The Free On-line Dictionary of Computing (30 December 2018):
Advanced RISC Machine
(ARM, Originally Acorn RISC Machine). A series
of low-cost, power-efficient 32-bit RISC microprocessors
for embedded control, computing, digital signal processing,
games, consumer multimedia and portable applications. It
was the first commercial RISC microprocessor (or was the MIPS
R2000?) and was licensed for production by Asahi Kasei
Microsystems, Cirrus Logic, GEC Plessey Semiconductors,
Samsung, Sharp, Texas Instruments and VLSI Technology.
The ARM has a small and highly orthogonal instruction set,
as do most RISC processors. Every instruction includes a
four-bit code which specifies a condition (of the processor
status register) which must be satisfied for the instruction
to be executed. Unconditional execution is specified with a
condition "true".
Instructions are split into load and store which access memory
and arithmetic and logic instructions which work on
registers (two source and one destination).
The ARM has 27 registers of which 16 are accessible in any
particular processor mode. R15 combines the program counter
and processor status byte, the other registers are general
purpose except that R14 holds the return address after a
subroutine call and R13 is conventionally used as a stack
pointer. There are four processor modes: user, interrupt
(with a private copy of R13 and R14), fast interrupt (private
copies of R8 to R14) and supervisor (private copies of R13
and R14). The ALU includes a 32-bit barrel-shifter
allowing, e.g., a single-cycle shift and add.

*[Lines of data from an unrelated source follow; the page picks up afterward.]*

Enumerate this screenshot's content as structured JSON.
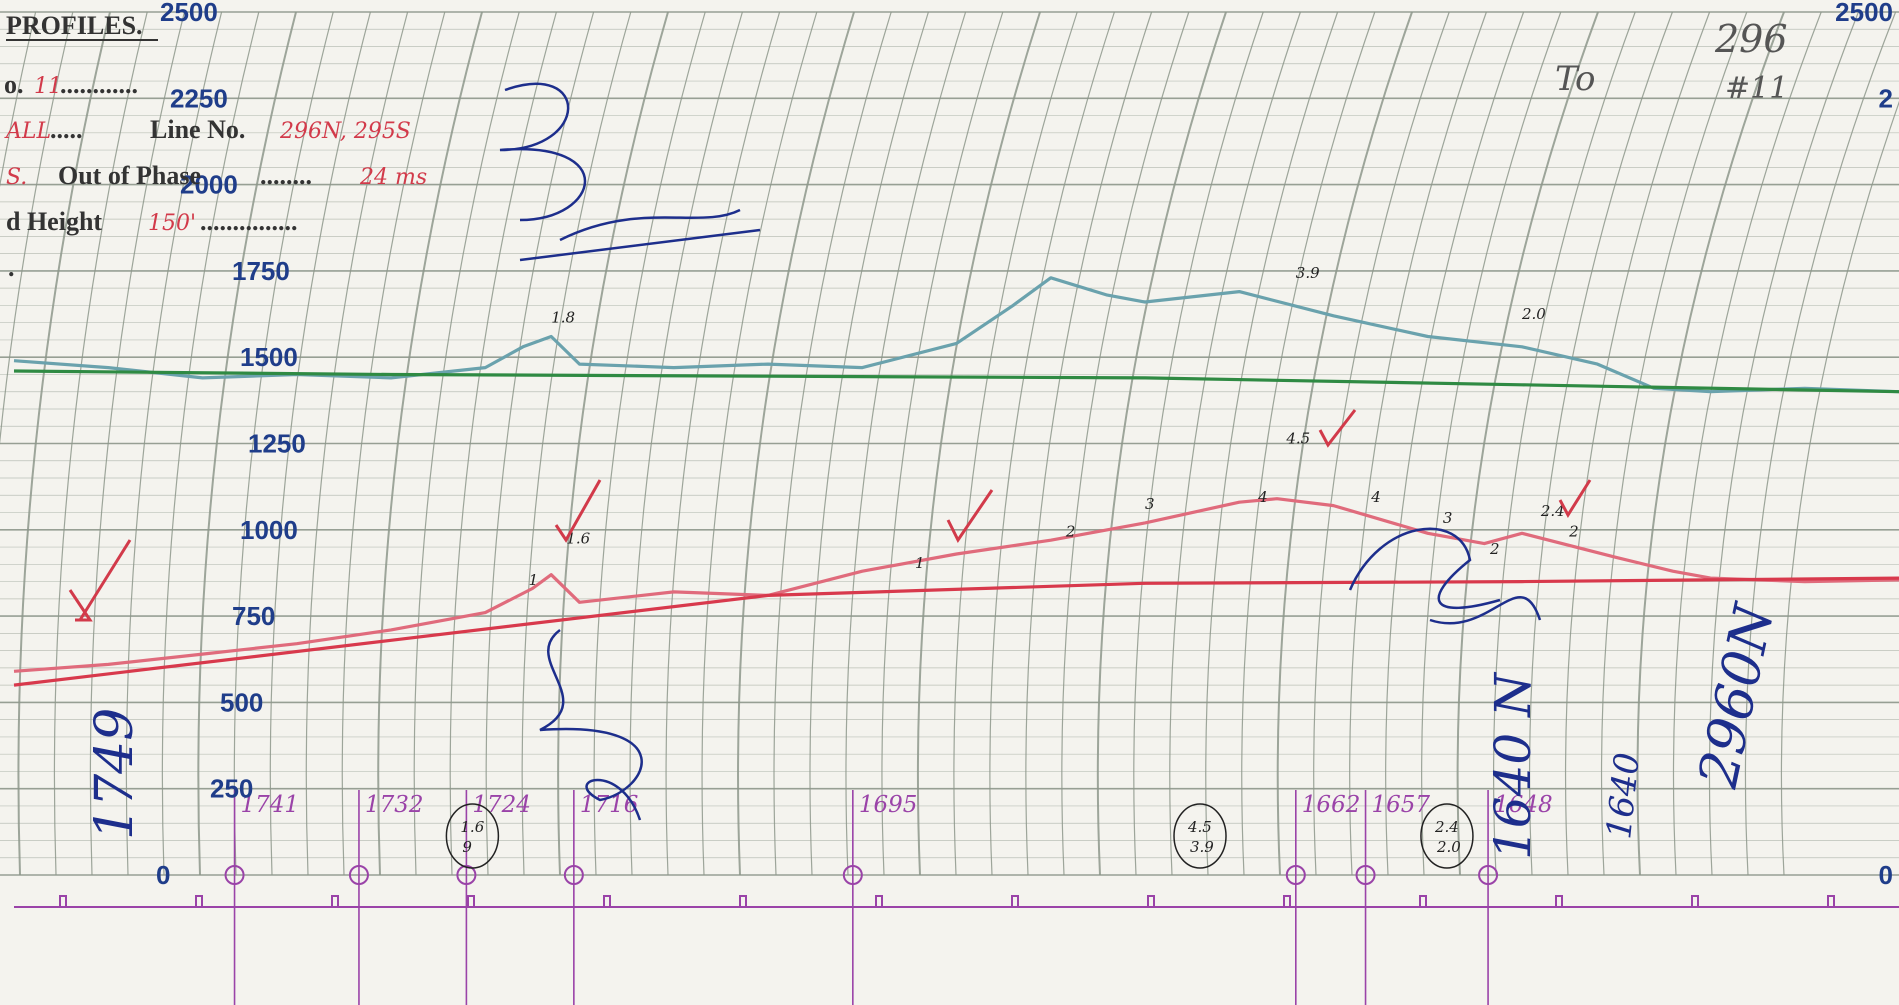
{
  "header": {
    "profiles": "PROFILES.",
    "line1_prefix": "o.",
    "line1_value": "11",
    "line1_dots": "............",
    "line2_prefix": "ALL",
    "line2_dots": ".....",
    "line2_label": "Line No.",
    "line2_value": "296N, 295S",
    "line3_prefix": "S.",
    "line3_label": "Out of Phase",
    "line3_dots": "........",
    "line3_value": "24 ms",
    "line4_label": "d Height",
    "line4_value": "150'",
    "line4_dots": "...............",
    "line5": "."
  },
  "notes": {
    "top_right_line": "296",
    "top_right_sub": "#11",
    "top_right_to": "To",
    "left_vertical": "1749",
    "right_blue_1": "1640 N",
    "right_blue_2": "2960N",
    "right_blue_3": "1640"
  },
  "chart_data": {
    "type": "line",
    "title": "",
    "xlabel": "",
    "ylabel": "",
    "ylim": [
      0,
      2500
    ],
    "y_ticks": [
      "2500",
      "2250",
      "2000",
      "1750",
      "1500",
      "1250",
      "1000",
      "750",
      "500",
      "250",
      "0"
    ],
    "y_ticks_right": [
      "2500",
      "2",
      "0"
    ],
    "fiducials": [
      {
        "label": "1741",
        "x": 0.117
      },
      {
        "label": "1732",
        "x": 0.183
      },
      {
        "label": "1724",
        "x": 0.24
      },
      {
        "label": "1716",
        "x": 0.297
      },
      {
        "label": "1695",
        "x": 0.445
      },
      {
        "label": "1662",
        "x": 0.68
      },
      {
        "label": "1657",
        "x": 0.717
      },
      {
        "label": "1648",
        "x": 0.782
      }
    ],
    "circled_notes": [
      {
        "top": "1.6",
        "bottom": "9",
        "x": 0.24
      },
      {
        "top": "4.5",
        "bottom": "3.9",
        "x": 0.626
      },
      {
        "top": "2.4",
        "bottom": "2.0",
        "x": 0.757
      }
    ],
    "series": [
      {
        "color": "#6aa2ad",
        "x": [
          0,
          0.05,
          0.1,
          0.15,
          0.2,
          0.25,
          0.27,
          0.285,
          0.3,
          0.35,
          0.4,
          0.45,
          0.5,
          0.53,
          0.55,
          0.58,
          0.6,
          0.65,
          0.7,
          0.75,
          0.8,
          0.84,
          0.87,
          0.9,
          0.95,
          1
        ],
        "y": [
          1490,
          1470,
          1440,
          1450,
          1440,
          1470,
          1530,
          1560,
          1480,
          1470,
          1480,
          1470,
          1540,
          1650,
          1730,
          1680,
          1660,
          1690,
          1620,
          1560,
          1530,
          1480,
          1410,
          1400,
          1410,
          1400
        ]
      },
      {
        "color": "#2f8a43",
        "x": [
          0,
          0.2,
          0.4,
          0.6,
          0.8,
          1
        ],
        "y": [
          1460,
          1450,
          1445,
          1440,
          1420,
          1400
        ]
      },
      {
        "color": "#e06b7c",
        "x": [
          0,
          0.05,
          0.1,
          0.15,
          0.2,
          0.25,
          0.275,
          0.285,
          0.3,
          0.35,
          0.4,
          0.45,
          0.5,
          0.55,
          0.6,
          0.65,
          0.67,
          0.7,
          0.75,
          0.78,
          0.8,
          0.85,
          0.88,
          0.9,
          0.95,
          1
        ],
        "y": [
          590,
          610,
          640,
          670,
          710,
          760,
          830,
          870,
          790,
          820,
          810,
          880,
          930,
          970,
          1020,
          1080,
          1090,
          1070,
          990,
          960,
          990,
          920,
          880,
          860,
          850,
          855
        ]
      },
      {
        "color": "#d8394c",
        "x": [
          0,
          0.2,
          0.4,
          0.6,
          0.8,
          1
        ],
        "y": [
          550,
          680,
          810,
          845,
          850,
          860
        ]
      }
    ],
    "point_labels": [
      {
        "text": "1.8",
        "x": 0.285,
        "y": 1600
      },
      {
        "text": "3.9",
        "x": 0.68,
        "y": 1730
      },
      {
        "text": "2.0",
        "x": 0.8,
        "y": 1610
      },
      {
        "text": "1.6",
        "x": 0.293,
        "y": 960
      },
      {
        "text": "4.5",
        "x": 0.675,
        "y": 1250
      },
      {
        "text": "2.4",
        "x": 0.81,
        "y": 1040
      },
      {
        "text": "1",
        "x": 0.273,
        "y": 840
      },
      {
        "text": "1",
        "x": 0.478,
        "y": 890
      },
      {
        "text": "2",
        "x": 0.558,
        "y": 980
      },
      {
        "text": "3",
        "x": 0.6,
        "y": 1060
      },
      {
        "text": "4",
        "x": 0.66,
        "y": 1080
      },
      {
        "text": "4",
        "x": 0.72,
        "y": 1080
      },
      {
        "text": "3",
        "x": 0.758,
        "y": 1020
      },
      {
        "text": "2",
        "x": 0.783,
        "y": 930
      },
      {
        "text": "2",
        "x": 0.825,
        "y": 980
      }
    ],
    "colors": {
      "grid": "#8d978b",
      "fiducial": "#9a43a8",
      "ink_red": "#d23a4a",
      "ink_blue": "#1d2e8c",
      "tick_label": "#1f3d8a"
    }
  }
}
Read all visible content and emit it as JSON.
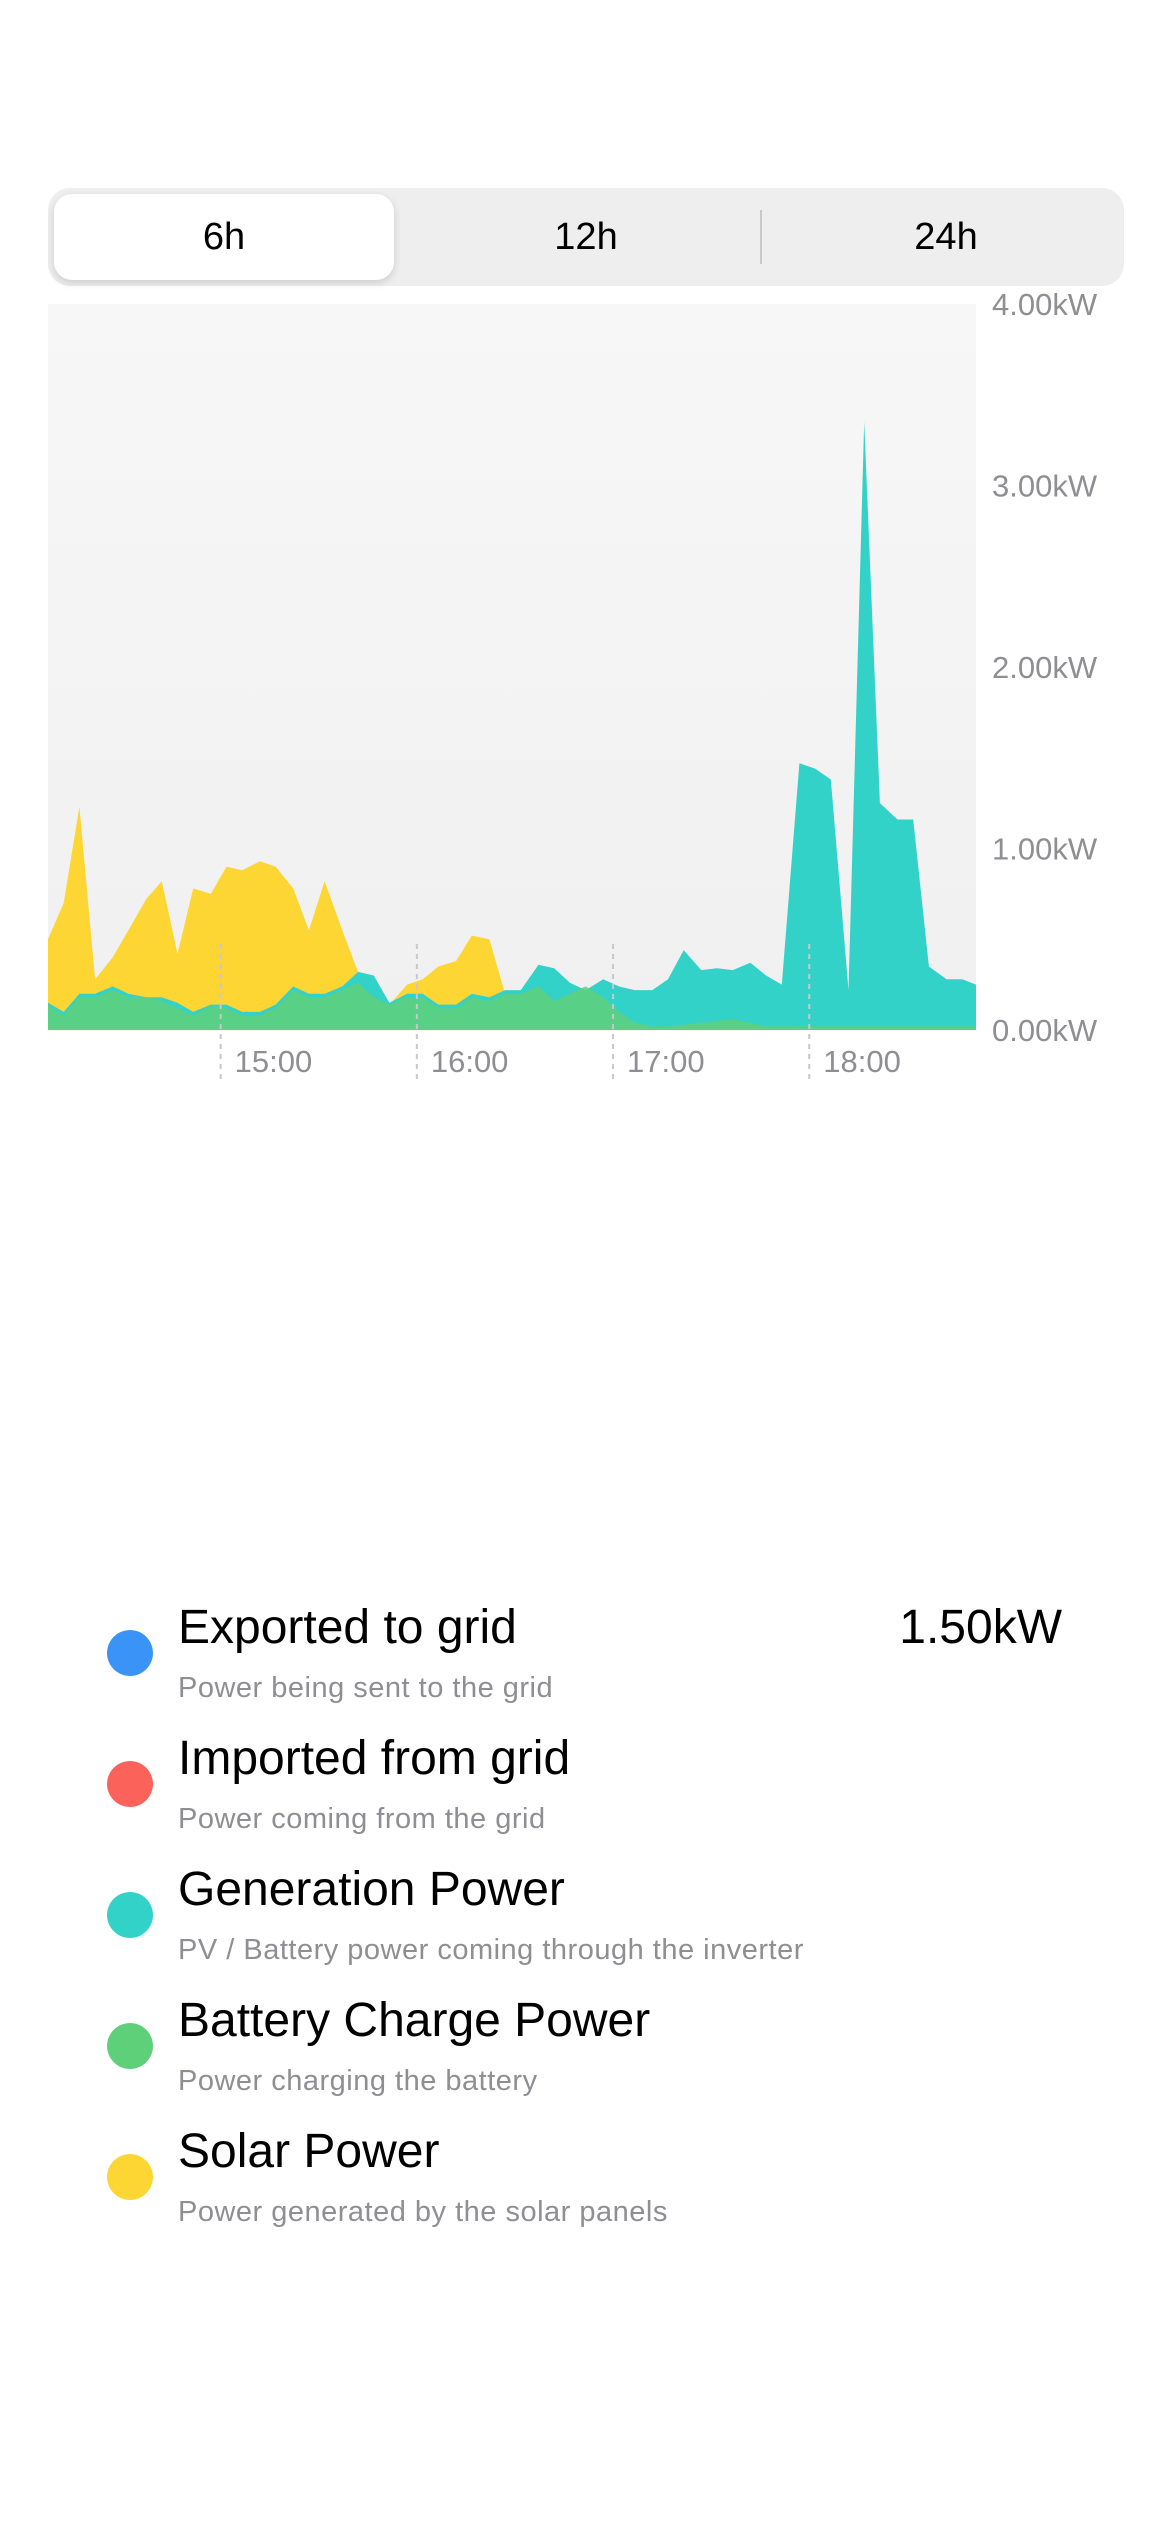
{
  "range_selector": {
    "options": [
      "6h",
      "12h",
      "24h"
    ],
    "selected": "6h"
  },
  "colors": {
    "exported": "#3a94f7",
    "imported": "#fb625a",
    "generation": "#33d2c8",
    "battery": "#5fd07a",
    "solar": "#fdd634",
    "plot_bg": "#f4f4f4",
    "axis_text": "#8e8e93"
  },
  "chart_data": {
    "type": "area",
    "title": "",
    "xlabel": "",
    "ylabel": "",
    "x_unit": "hours",
    "xlim": [
      14.12,
      18.85
    ],
    "ylim": [
      0,
      4
    ],
    "y_ticks": [
      0,
      1,
      2,
      3,
      4
    ],
    "y_tick_labels": [
      "0.00kW",
      "1.00kW",
      "2.00kW",
      "3.00kW",
      "4.00kW"
    ],
    "x_ticks": [
      15,
      16,
      17,
      18
    ],
    "x_tick_labels": [
      "15:00",
      "16:00",
      "17:00",
      "18:00"
    ],
    "grid": false,
    "series": [
      {
        "name": "Solar Power",
        "color_key": "solar",
        "x": [
          14.12,
          14.2,
          14.28,
          14.36,
          14.45,
          14.53,
          14.62,
          14.7,
          14.78,
          14.86,
          14.95,
          15.03,
          15.11,
          15.2,
          15.28,
          15.37,
          15.45,
          15.53,
          15.62,
          15.7,
          15.78,
          15.86,
          15.95,
          16.03,
          16.11,
          16.2,
          16.28,
          16.37,
          16.45,
          16.53,
          16.62,
          16.7,
          16.78,
          16.86,
          16.95,
          17.03,
          17.11,
          17.2,
          18.85
        ],
        "y": [
          0.5,
          0.7,
          1.23,
          0.28,
          0.4,
          0.55,
          0.72,
          0.82,
          0.42,
          0.78,
          0.75,
          0.9,
          0.88,
          0.93,
          0.9,
          0.78,
          0.55,
          0.82,
          0.55,
          0.32,
          0.22,
          0.14,
          0.25,
          0.28,
          0.35,
          0.38,
          0.52,
          0.5,
          0.2,
          0.12,
          0.1,
          0.14,
          0.12,
          0.1,
          0.08,
          0.04,
          0.02,
          0.0,
          0.0
        ]
      },
      {
        "name": "Generation Power",
        "color_key": "generation",
        "x": [
          14.12,
          14.2,
          14.28,
          14.36,
          14.45,
          14.53,
          14.62,
          14.7,
          14.78,
          14.86,
          14.95,
          15.03,
          15.11,
          15.2,
          15.28,
          15.37,
          15.45,
          15.53,
          15.62,
          15.7,
          15.78,
          15.86,
          15.95,
          16.03,
          16.11,
          16.2,
          16.28,
          16.37,
          16.45,
          16.53,
          16.62,
          16.7,
          16.78,
          16.86,
          16.95,
          17.03,
          17.11,
          17.2,
          17.28,
          17.36,
          17.45,
          17.53,
          17.61,
          17.7,
          17.78,
          17.86,
          17.95,
          18.03,
          18.11,
          18.2,
          18.28,
          18.36,
          18.45,
          18.53,
          18.61,
          18.7,
          18.78,
          18.85
        ],
        "y": [
          0.15,
          0.1,
          0.2,
          0.2,
          0.24,
          0.2,
          0.18,
          0.18,
          0.15,
          0.1,
          0.14,
          0.14,
          0.1,
          0.1,
          0.14,
          0.24,
          0.2,
          0.2,
          0.24,
          0.32,
          0.3,
          0.15,
          0.2,
          0.2,
          0.14,
          0.14,
          0.2,
          0.18,
          0.22,
          0.22,
          0.36,
          0.34,
          0.26,
          0.22,
          0.28,
          0.24,
          0.22,
          0.22,
          0.28,
          0.44,
          0.33,
          0.34,
          0.33,
          0.37,
          0.3,
          0.25,
          1.47,
          1.44,
          1.38,
          0.22,
          3.35,
          1.25,
          1.16,
          1.16,
          0.35,
          0.28,
          0.28,
          0.25
        ]
      },
      {
        "name": "Battery Charge Power",
        "color_key": "battery",
        "x": [
          14.12,
          14.2,
          14.28,
          14.36,
          14.45,
          14.53,
          14.62,
          14.7,
          14.78,
          14.86,
          14.95,
          15.03,
          15.11,
          15.2,
          15.28,
          15.37,
          15.45,
          15.53,
          15.62,
          15.7,
          15.78,
          15.86,
          15.95,
          16.03,
          16.11,
          16.2,
          16.28,
          16.37,
          16.45,
          16.53,
          16.62,
          16.7,
          16.78,
          16.86,
          16.95,
          17.03,
          17.11,
          17.2,
          17.28,
          17.45,
          17.61,
          17.78,
          17.95,
          18.11,
          18.28,
          18.45,
          18.61,
          18.85
        ],
        "y": [
          0.14,
          0.08,
          0.18,
          0.18,
          0.22,
          0.18,
          0.18,
          0.16,
          0.12,
          0.08,
          0.13,
          0.12,
          0.08,
          0.08,
          0.12,
          0.22,
          0.18,
          0.18,
          0.22,
          0.26,
          0.18,
          0.14,
          0.18,
          0.18,
          0.12,
          0.12,
          0.18,
          0.16,
          0.2,
          0.2,
          0.24,
          0.16,
          0.2,
          0.24,
          0.18,
          0.1,
          0.04,
          0.02,
          0.02,
          0.04,
          0.06,
          0.02,
          0.02,
          0.02,
          0.02,
          0.02,
          0.02,
          0.02
        ]
      }
    ]
  },
  "legend": [
    {
      "key": "exported",
      "title": "Exported to grid",
      "subtitle": "Power being sent to the grid",
      "value": "1.50kW"
    },
    {
      "key": "imported",
      "title": "Imported from grid",
      "subtitle": "Power coming from the grid",
      "value": ""
    },
    {
      "key": "generation",
      "title": "Generation Power",
      "subtitle": "PV / Battery power coming through the inverter",
      "value": ""
    },
    {
      "key": "battery",
      "title": "Battery Charge Power",
      "subtitle": "Power charging the battery",
      "value": ""
    },
    {
      "key": "solar",
      "title": "Solar Power",
      "subtitle": "Power generated by the solar panels",
      "value": ""
    }
  ]
}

The first ARM processor, the ARM1 was a prototype which was
never released. The ARM2 was originally called the Acorn RISC
Machine. It was designed by Acorn Computers Ltd. and used
in the original Archimedes, their successor to the BBC
Micro and BBC Master series which were based on the
eight-bit 6502 microprocessor. It was clocked at 8 MHz
giving an average performance of 4 - 4.7 MIPS. Development
of the ARM family was then continued by a new company,
Advanced RISC Machines Ltd.
The ARM3 added a fully-associative on-chip cache and
some support for multiprocessing. This was followed by the
ARM600 chip which was an ARM6 processor core with a
4-kilobyte 64-way set-associative cache, an MMU based on
the MEMC2 chip, a write buffer (8 words?) and a
coprocessor interface.
The ARM7 processor core uses half the power of the ARM6
and takes around half the die size. In a full processor
design (ARM700 chip) it should provide 50% to 100% more
performance.
In July 1994 VLSI Technology, Inc. released the ARM710
processor chip.
Thumb is an implementation with reduced code size
requirements, intended for embedded applications.
An ARM800 chip is also planned.
AT&T, IBM, Panasonic, Apple Coputer, Matsushita and
Sanyo either rely on, or manufacture, ARM 32-bit processor
chips.
Usenet newsgroup: news:comp.sys.arm.